What kind of atmosphere do you prefer when you work? Do you listen to music or podcasts, or do you prefer silence? Why?
Liam Gillick’s studio in Naples. Courtesy of the artist.
When I am really productive I surround myself with external distraction. On an average day I have the radio on in the kitchen next door and the phone is usually playing podcasts or radio and often there are also CDs playing in the background across the room since I rebuilt my old CD player in April in energetic early lockdown repair mode. At the same time there are often YouTube clips of Blender3D tips playing simultaneously on one of the computers. To manage everything I have different sets of headphones for switching between various sources and a dedicated sound system running directly from the main computer itself. So I might be listening to something on the speakers, then switch between different sets of headphones for different reasons without having to turn off the music.
I can’t remember silence. I don’t really trust it. But it’s when I switch everything off that I know I have finished working.
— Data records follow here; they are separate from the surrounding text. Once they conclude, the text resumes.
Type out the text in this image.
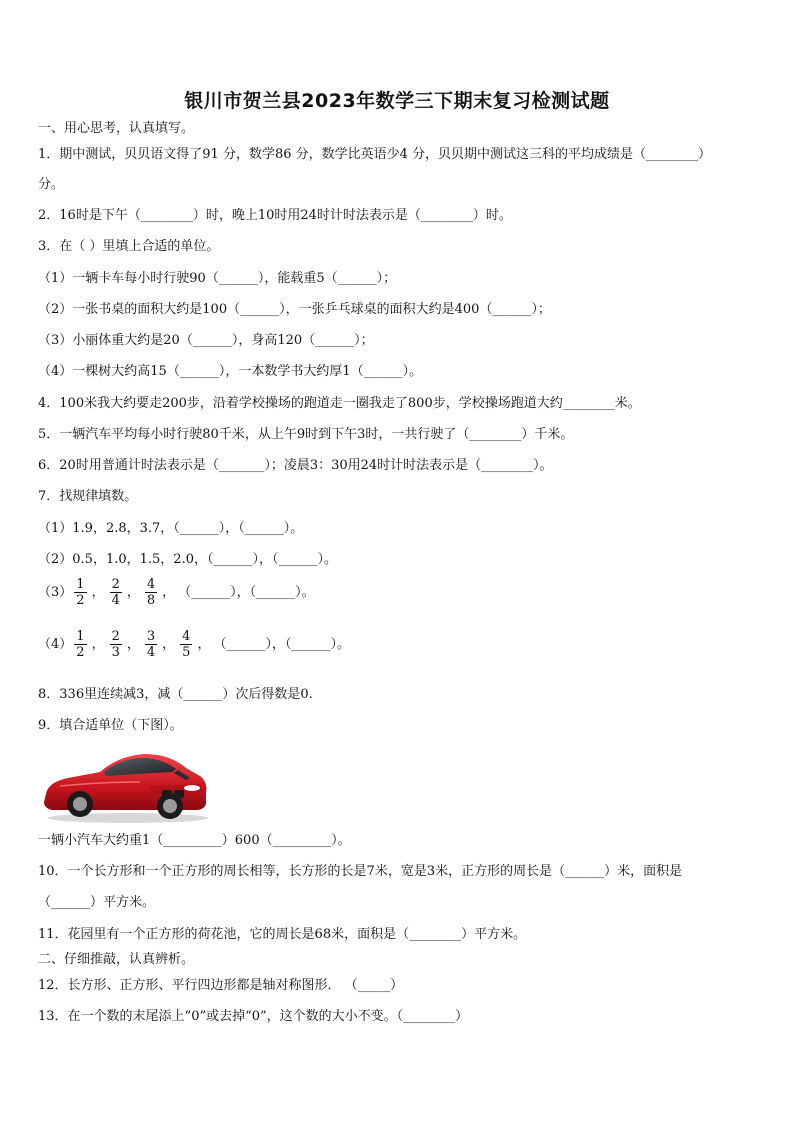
银川市贺兰县2023年数学三下期末复习检测试题
一、用心思考，认真填写。
1．期中测试，贝贝语文得了91 分，数学86 分，数学比英语少4 分，贝贝期中测试这三科的平均成绩是（________）
分。
2．16时是下午（________）时，晚上10时用24时计时法表示是（________）时。
3．在（ ）里填上合适的单位。
（1）一辆卡车每小时行驶90（______），能载重5（______）；
（2）一张书桌的面积大约是100（______），一张乒乓球桌的面积大约是400（______）；
（3）小丽体重大约是20（______），身高120（______）；
（4）一棵树大约高15（______），一本数学书大约厚1（______）。
4．100米我大约要走200步，沿着学校操场的跑道走一圈我走了800步，学校操场跑道大约________米。
5．一辆汽车平均每小时行驶80千米，从上午9时到下午3时，一共行驶了（________）千米。
6．20时用普通计时法表示是（_______）；凌晨3：30用24时计时法表示是（________）。
7．找规律填数。
（1）1.9，2.8，3.7，（______），（______）。
（2）0.5，1.0，1.5，2.0，（______），（______）。
$(3) \frac{1}{2}$ ， $\frac{2}{4}$ ， $\frac{4}{8}$ ， （______），（______）。
$(4) \frac{1}{2}$ ， $\frac{2}{3}$ ， $\frac{3}{4}$ ， $\frac{4}{5}$ ， （______），（______）。
8．336里连续减3，减（______）次后得数是0.
9．填合适单位（下图）。
一辆小汽车大约重1（_________）600（_________）。
10．一个长方形和一个正方形的周长相等，长方形的长是7米，宽是3米，正方形的周长是（______）米，面积是
（______）平方米。
11．花园里有一个正方形的荷花池，它的周长是68米，面积是（________）平方米。
二、仔细推敲，认真辨析。
12．长方形、正方形、平行四边形都是轴对称图形． （_____）
13．在一个数的末尾添上“0”或去掉“0”，这个数的大小不变。（________）
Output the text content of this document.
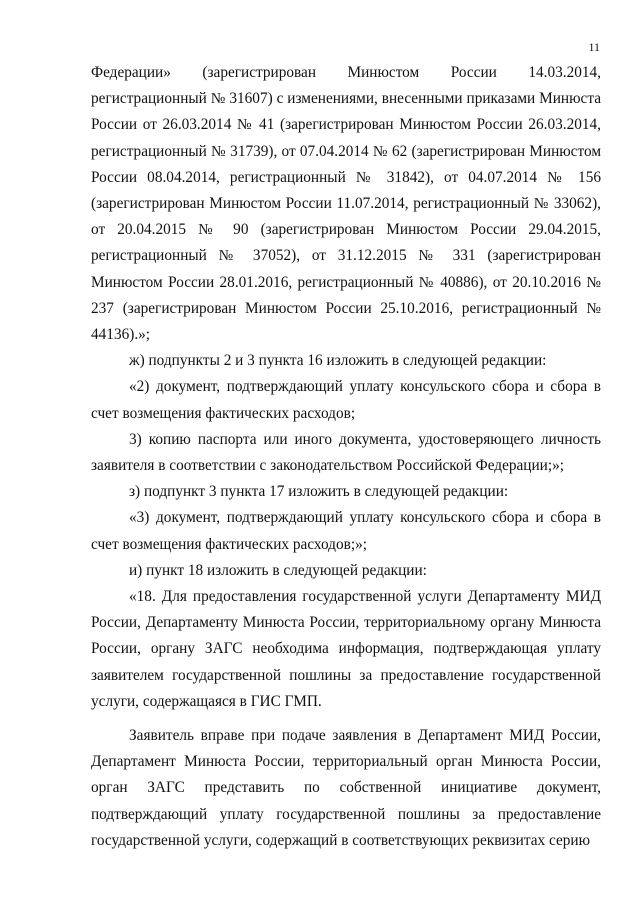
11

Федерации» (зарегистрирован Минюстом России 14.03.2014, регистрационный № 31607) с изменениями, внесенными приказами Минюста России от 26.03.2014 № 41 (зарегистрирован Минюстом России 26.03.2014, регистрационный № 31739), от 07.04.2014 № 62 (зарегистрирован Минюстом России 08.04.2014, регистрационный № 31842), от 04.07.2014 № 156 (зарегистрирован Минюстом России 11.07.2014, регистрационный № 33062), от 20.04.2015 № 90 (зарегистрирован Минюстом России 29.04.2015, регистрационный № 37052), от 31.12.2015 № 331 (зарегистрирован Минюстом России 28.01.2016, регистрационный № 40886), от 20.10.2016 № 237 (зарегистрирован Минюстом России 25.10.2016, регистрационный № 44136).»;

ж) подпункты 2 и 3 пункта 16 изложить в следующей редакции:

«2) документ, подтверждающий уплату консульского сбора и сбора в счет возмещения фактических расходов;

3) копию паспорта или иного документа, удостоверяющего личность заявителя в соответствии с законодательством Российской Федерации;»;

з) подпункт 3 пункта 17 изложить в следующей редакции:

«3) документ, подтверждающий уплату консульского сбора и сбора в счет возмещения фактических расходов;»;

и) пункт 18 изложить в следующей редакции:

«18. Для предоставления государственной услуги Департаменту МИД России, Департаменту Минюста России, территориальному органу Минюста России, органу ЗАГС необходима информация, подтверждающая уплату заявителем государственной пошлины за предоставление государственной услуги, содержащаяся в ГИС ГМП.

Заявитель вправе при подаче заявления в Департамент МИД России, Департамент Минюста России, территориальный орган Минюста России, орган ЗАГС представить по собственной инициативе документ, подтверждающий уплату государственной пошлины за предоставление государственной услуги, содержащий в соответствующих реквизитах серию
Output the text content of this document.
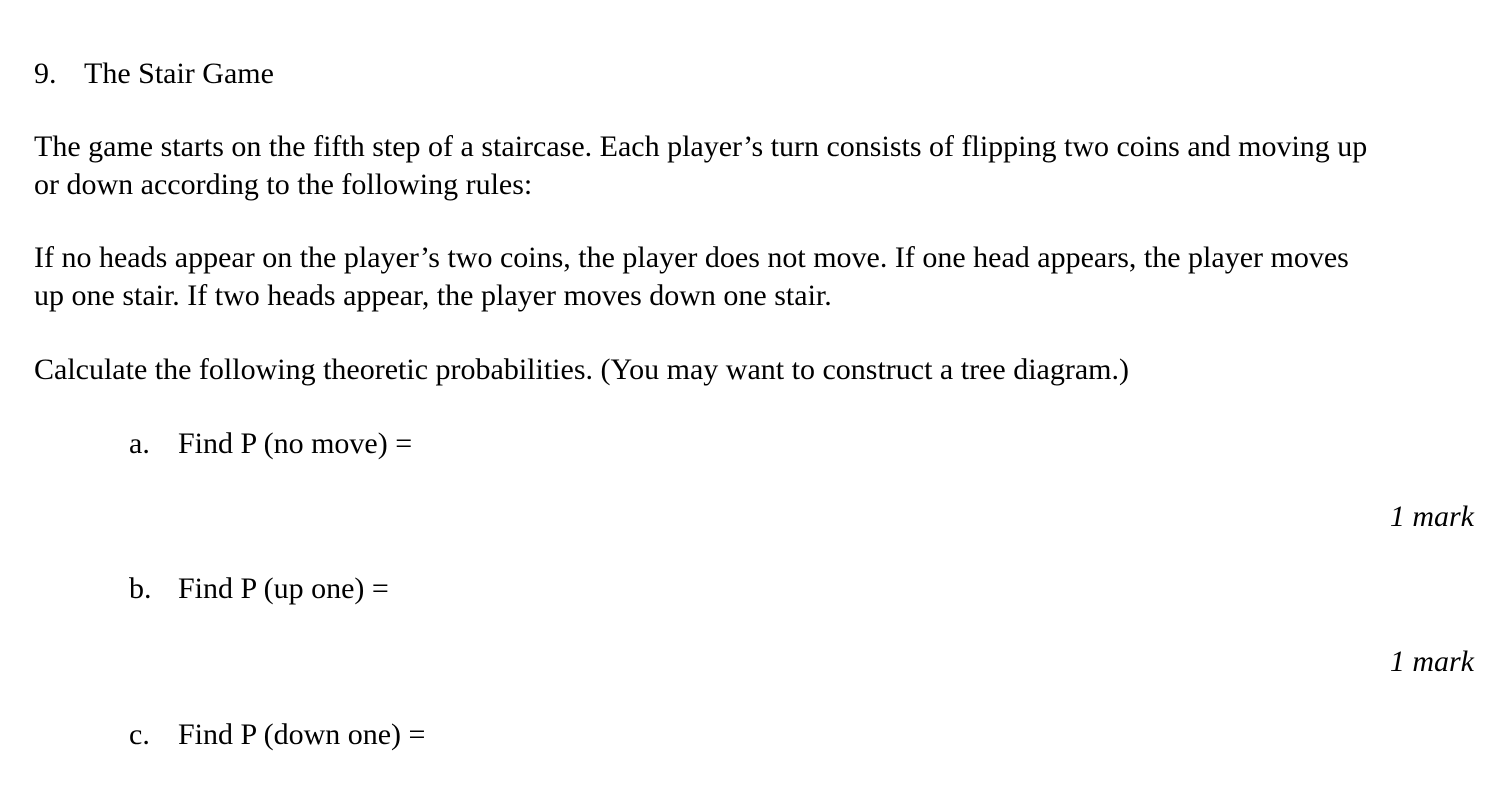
9. The Stair Game
The game starts on the fifth step of a staircase. Each player’s turn consists of flipping two coins and moving up
or down according to the following rules:
If no heads appear on the player’s two coins, the player does not move. If one head appears, the player moves
up one stair. If two heads appear, the player moves down one stair.
Calculate the following theoretic probabilities. (You may want to construct a tree diagram.)
a. Find P (no move) =
1 mark
b. Find P (up one) =
1 mark
c. Find P (down one) =
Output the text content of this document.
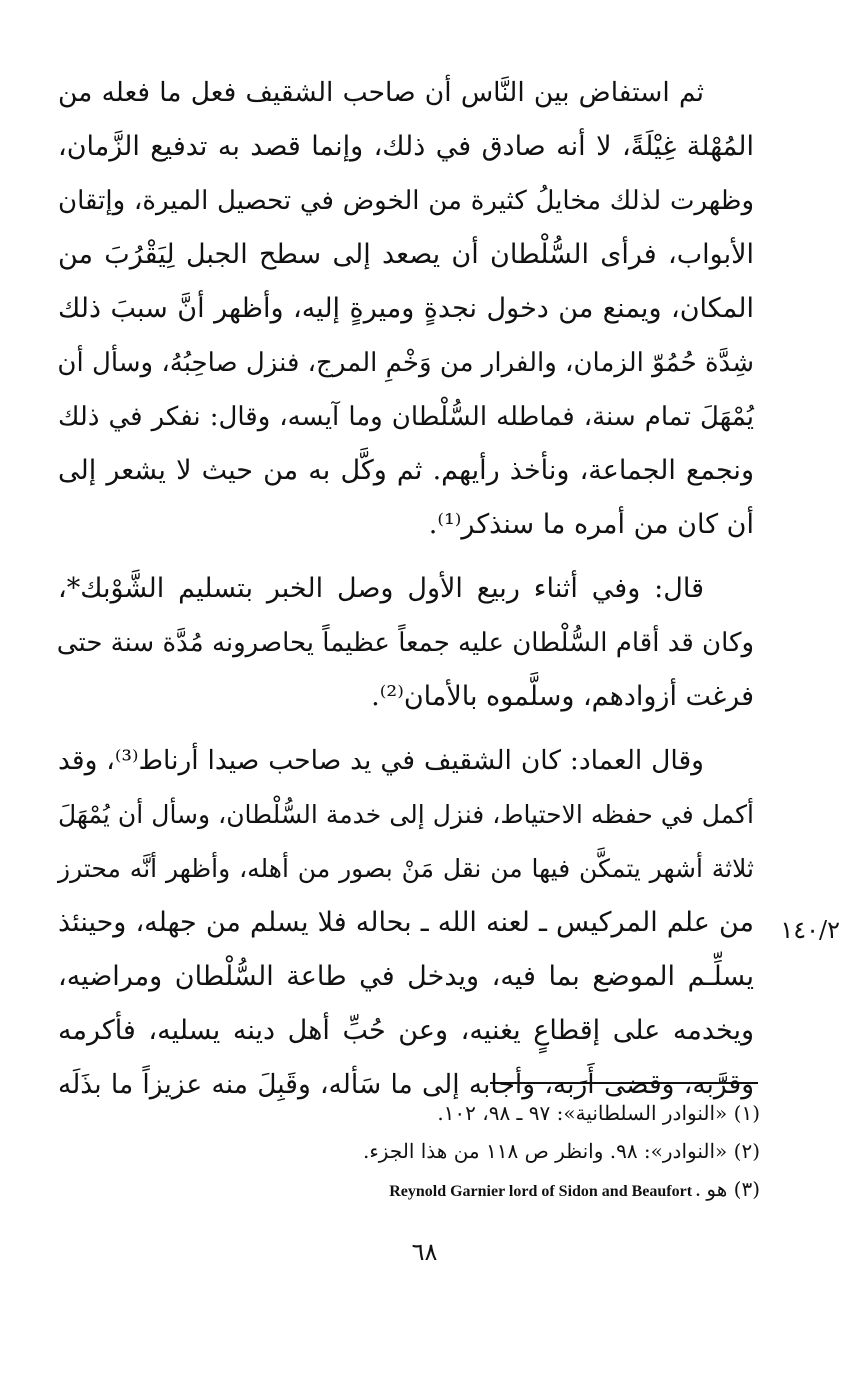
ثم استفاض بين النَّاس أن صاحب الشقيف فعل ما فعله من
المُهْلة غِيْلَةً، لا أنه صادق في ذلك، وإنما قصد به تدفيع الزَّمان،
وظهرت لذلك مخايلُ كثيرة من الخوض في تحصيل الميرة، وإتقان
الأبواب، فرأى السُّلْطان أن يصعد إلى سطح الجبل لِيَقْرُبَ من
المكان، ويمنع من دخول نجدةٍ وميرةٍ إليه، وأظهر أنَّ سببَ ذلك
شِدَّة حُمُوّ الزمان، والفرار من وَخْمِ المرج، فنزل صاحِبُهُ، وسأل أن
يُمْهَلَ تمام سنة، فماطله السُّلْطان وما آيسه، وقال: نفكر في ذلك
ونجمع الجماعة، ونأخذ رأيهم. ثم وكَّل به من حيث لا يشعر إلى
أن كان من أمره ما سنذكر⁽¹⁾.
قال: وفي أثناء ربيع الأول وصل الخبر بتسليم الشَّوْبك*،
وكان قد أقام السُّلْطان عليه جمعاً عظيماً يحاصرونه مُدَّة سنة حتى
فرغت أزوادهم، وسلَّموه بالأمان⁽²⁾.
وقال العماد: كان الشقيف في يد صاحب صيدا أرناط⁽³⁾، وقد
أكمل في حفظه الاحتياط، فنزل إلى خدمة السُّلْطان، وسأل أن يُمْهَلَ
ثلاثة أشهر يتمكَّن فيها من نقل مَنْ بصور من أهله، وأظهر أنَّه محترز
من علم المركيس ـ لعنه الله ـ بحاله فلا يسلم من جهله، وحينئذ
يسلِّـم الموضع بما فيه، ويدخل في طاعة السُّلْطان ومراضيه،
ويخدمه على إقطاعٍ يغنيه، وعن حُبِّ أهل دينه يسليه، فأكرمه
وقرَّبه، وقضى أَرَبه، وأجابه إلى ما سَأله، وقَبِلَ منه عزيزاً ما بذَلَه
١٤٠/٢
(١) «النوادر السلطانية»: ٩٧ ـ ٩٨، ١٠٢.
(٢) «النوادر»: ٩٨. وانظر ص ١١٨ من هذا الجزء.
(٣) هو Reynold Garnier lord of Sidon and Beaufort .
٦٨
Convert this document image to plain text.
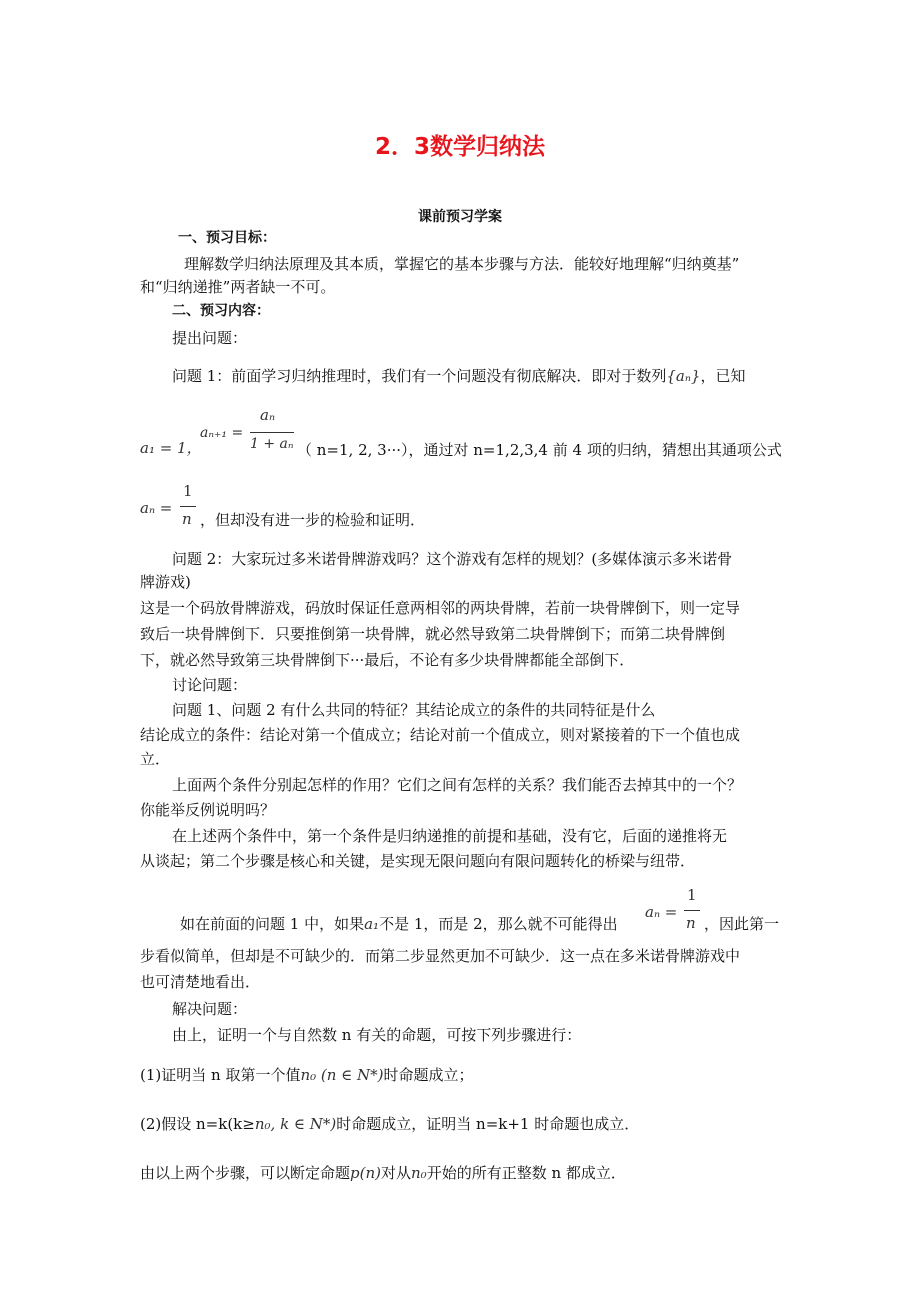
2．3数学归纳法
课前预习学案
一、预习目标：
理解数学归纳法原理及其本质，掌握它的基本步骤与方法．能较好地理解“归纳奠基”
和“归纳递推”两者缺一不可。
二、预习内容：
提出问题：
问题 1：前面学习归纳推理时，我们有一个问题没有彻底解决．即对于数列{aₙ}，已知
a₁ = 1，
aₙ₊₁ =
aₙ
1 + aₙ （ n=1, 2, 3···），通过对 n=1,2,3,4 前 4 项的归纳，猜想出其通项公式
aₙ =
1
n ，但却没有进一步的检验和证明．
问题 2：大家玩过多米诺骨牌游戏吗？这个游戏有怎样的规划？(多媒体演示多米诺骨
牌游戏)
这是一个码放骨牌游戏，码放时保证任意两相邻的两块骨牌，若前一块骨牌倒下，则一定导
致后一块骨牌倒下．只要推倒第一块骨牌，就必然导致第二块骨牌倒下；而第二块骨牌倒
下，就必然导致第三块骨牌倒下···最后，不论有多少块骨牌都能全部倒下．
讨论问题：
问题 1、问题 2 有什么共同的特征？其结论成立的条件的共同特征是什么
结论成立的条件：结论对第一个值成立；结论对前一个值成立，则对紧接着的下一个值也成
立．
上面两个条件分别起怎样的作用？它们之间有怎样的关系？我们能否去掉其中的一个？
你能举反例说明吗？
在上述两个条件中，第一个条件是归纳递推的前提和基础，没有它，后面的递推将无
从谈起；第二个步骤是核心和关键，是实现无限问题向有限问题转化的桥梁与纽带．
如在前面的问题 1 中，如果a₁不是 1，而是 2，那么就不可能得出
aₙ =
1
n ，因此第一
步看似简单，但却是不可缺少的．而第二步显然更加不可缺少．这一点在多米诺骨牌游戏中
也可清楚地看出．
解决问题：
由上，证明一个与自然数 n 有关的命题，可按下列步骤进行：
(1)证明当 n 取第一个值n₀ (n ∈ N*)时命题成立；
(2)假设 n=k(k≥n₀, k ∈ N*)时命题成立，证明当 n=k+1 时命题也成立．
由以上两个步骤，可以断定命题p(n)对从n₀开始的所有正整数 n 都成立．
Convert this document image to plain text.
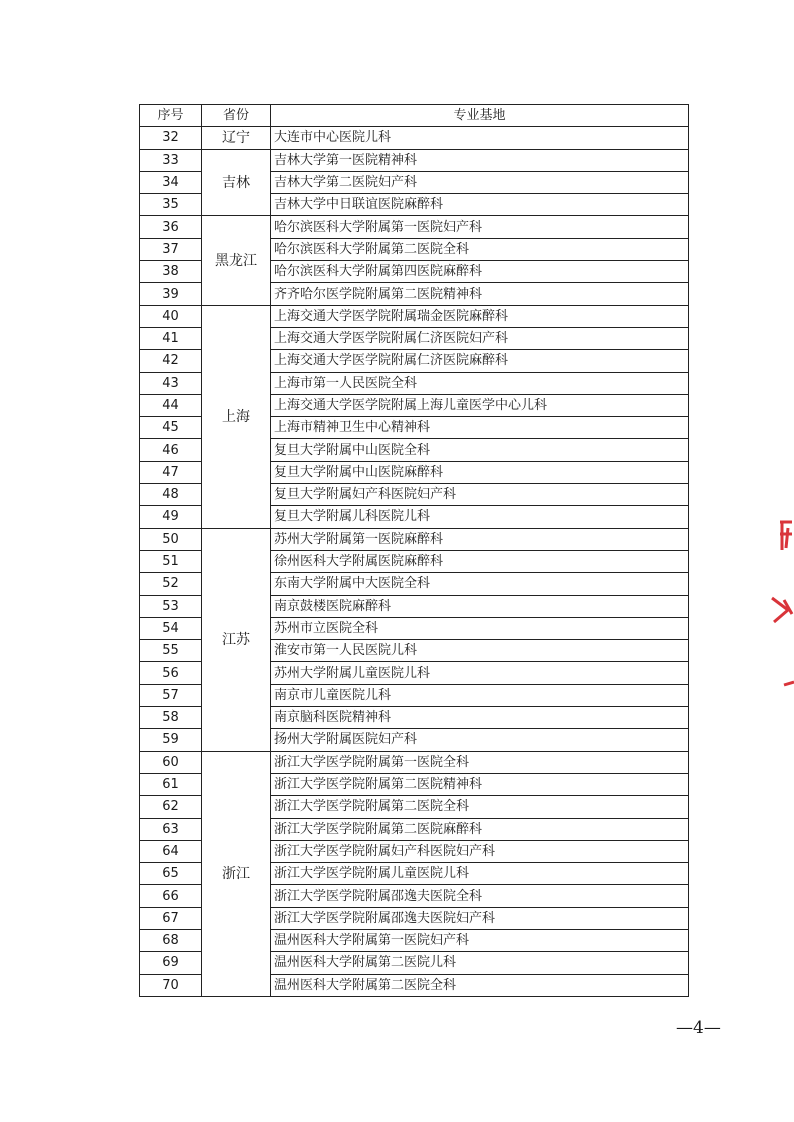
序号	省份	专业基地
32	辽宁	大连市中心医院儿科
33	吉林	吉林大学第一医院精神科
34		吉林大学第二医院妇产科
35		吉林大学中日联谊医院麻醉科
36	黑龙江	哈尔滨医科大学附属第一医院妇产科
37		哈尔滨医科大学附属第二医院全科
38		哈尔滨医科大学附属第四医院麻醉科
39		齐齐哈尔医学院附属第二医院精神科
40	上海	上海交通大学医学院附属瑞金医院麻醉科
41		上海交通大学医学院附属仁济医院妇产科
42		上海交通大学医学院附属仁济医院麻醉科
43		上海市第一人民医院全科
44		上海交通大学医学院附属上海儿童医学中心儿科
45		上海市精神卫生中心精神科
46		复旦大学附属中山医院全科
47		复旦大学附属中山医院麻醉科
48		复旦大学附属妇产科医院妇产科
49		复旦大学附属儿科医院儿科
50	江苏	苏州大学附属第一医院麻醉科
51		徐州医科大学附属医院麻醉科
52		东南大学附属中大医院全科
53		南京鼓楼医院麻醉科
54		苏州市立医院全科
55		淮安市第一人民医院儿科
56		苏州大学附属儿童医院儿科
57		南京市儿童医院儿科
58		南京脑科医院精神科
59		扬州大学附属医院妇产科
60	浙江	浙江大学医学院附属第一医院全科
61		浙江大学医学院附属第二医院精神科
62		浙江大学医学院附属第二医院全科
63		浙江大学医学院附属第二医院麻醉科
64		浙江大学医学院附属妇产科医院妇产科
65		浙江大学医学院附属儿童医院儿科
66		浙江大学医学院附属邵逸夫医院全科
67		浙江大学医学院附属邵逸夫医院妇产科
68		温州医科大学附属第一医院妇产科
69		温州医科大学附属第二医院儿科
70		温州医科大学附属第二医院全科
—4—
I need to hear conversations, discussions, and music while I work, as if creating something in a bar or semi-public situation but sitting at my desk at home. People talking over each other and music playing while I sit in the middle writing and drawing. I think this is because I am from the London suburbs and you had to learn to drown out the boredom with whatever you could get your hands on.
What trait do you most admire in a work of art? What trait do you most despise?
Admire: Difficulty, simplicity, complexity, intuition, subjectivity, and political testament executed with all the above.
Despise: I don’t really despise works of art, there are enough injustices in the world. Each artwork betrays its ideological underpinnings.
What snack food could your studio not function without?
Does espresso count as a snack?
Who are your favorite artists, curators, or other thinkers to follow on social media right now?
I read across media. I do not follow people and I do not look at art things any more than I look at economics or political theory. All journalistic media now generates stories out of social media posts or shows reactions. So I follow links and then move across to other links. I think this is related to early internet use in the 1990s when you had to go looking for things and they didn’t just arrive on your phone. I can’t break the habit. It means I do see what people end up posting but it is always because it relates to a more complex array of references.
When you feel stuck in the studio, what do you do to get un-stuck?
I go to Parnell’s Pub on 53rd Street and Second Avenue [in New York] and bring my notebook with me. Something usually happens after the second pint of Guinness.
What is the last exhibition you saw (virtual or otherwise) that made an impression on you?
Massimo de Carlo hosted an online exhibition of the gallery Fanta in Milan. They chose to show Noah Barker. “False Belief in the Stars” was a strikingly low key use of virtual space. The best work in it was titled Transparent. Open. Flexible. Crowded. User friendly. It’s a recording made in the first minute after the doors to the Centre Pompidou in Paris first opened in 1977. The title is a critique of emerging neoliberal cultural policy nine years after the uprisings of 1968. It’s an elusive work at first but it is important. Small gains made when great energy has been deployed can be turned inside out.
If you had to put together a mood board, what would be on it right now?
Floor wax. Dashi. Peter Saville. Naples. Pork Pies. Gin from Majorca. CS gas. Revel electric scooters. Legal documents towards the reorganization of art institutions. Startup checklists for Boeing 737s.